Tuesday, May 02, 2006

Use of secret warrants increased last year

Use of secret warrants up last year

WASHINGTON (Reuters) - The number of court-approved warrants allowing the Bush administration to conduct intelligence searches and electronic surveillance inside the United States climbed 18 percent to 2,072 in 2005, the Justice Department said on Monday.

The administration also increased in its pursuit of business records and used secret subpoenas to get information on more than 3,000 people in the United States under separate provisions of the USA Patriot Act, which granted the government expanded police powers after the September 11 attacks.

The Justice Department released statistics on its use of secret warrants, business records and national security letters in a report to Congress dated April 28. A copy of the document was first reported by "Secrecy News," an e-mail newsletter published by the Federation of American Scientists.

The number of intelligence-related warrants approved last year by a secret federal court for surveillance and searches rose 318 from a total of 1,754 in 2004, a Justice Department spokeswoman confirmed.

The secret court, established in 1978 by the Foreign Intelligence Surveillance Act, or FISA, made substantial modifications to 61 government warrant applications last year. But it denied no warrant application filed in 2005.

The increase in secret wiretaps and searches comes amid an expansion of domestic counterterrorism activities among federal agencies including the FBI.

But the warrants are not related to the domestic spying program that President George W. Bush authorized the National Security Agency to conduct soon after the September 11 attacks.

The NSA program allows the authorities to monitor the international e-mails and phone calls of U.S. citizens without obtaining warrants while in pursuit of al Qaeda suspects.

Administration officials have said warrantless surveillance is necessary because FISA warrant requirements are not flexible enough to contend with al Qaeda and other militant networks opposed to the United States.

Meanwhile, the Justice Department said the FISA court in 2005 also approved 155 warrants granting federal authorities access to business records under the Patriot Act.

Comparison figures for 2004 are classified.
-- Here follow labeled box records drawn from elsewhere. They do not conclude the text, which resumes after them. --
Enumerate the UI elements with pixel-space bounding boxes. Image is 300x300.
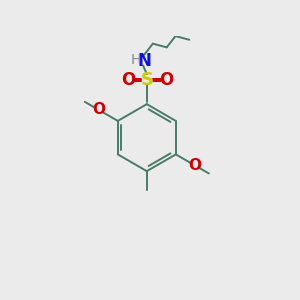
Text: O: O [188, 158, 201, 173]
Text: N: N [137, 52, 151, 70]
Text: S: S [140, 71, 153, 89]
Text: H: H [131, 52, 141, 67]
Text: O: O [121, 71, 135, 89]
Text: O: O [92, 102, 105, 117]
Text: O: O [159, 71, 173, 89]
But Attorney General Alberto Gonzales told the Senate intelligence committee last year that by March 30, 2005, the administration had used the authority only 35 times since the Patriot Act first came into force in 2001.

The Justice Department also said the government issued 9,254 secret national security letters in 2005 to gather information on 3,501 people, including U.S. citizens and residents. National security letters, authorized by the Patriot Act, allow the FBI to demand disclosure of personal information without the approval of a judge or grand jury.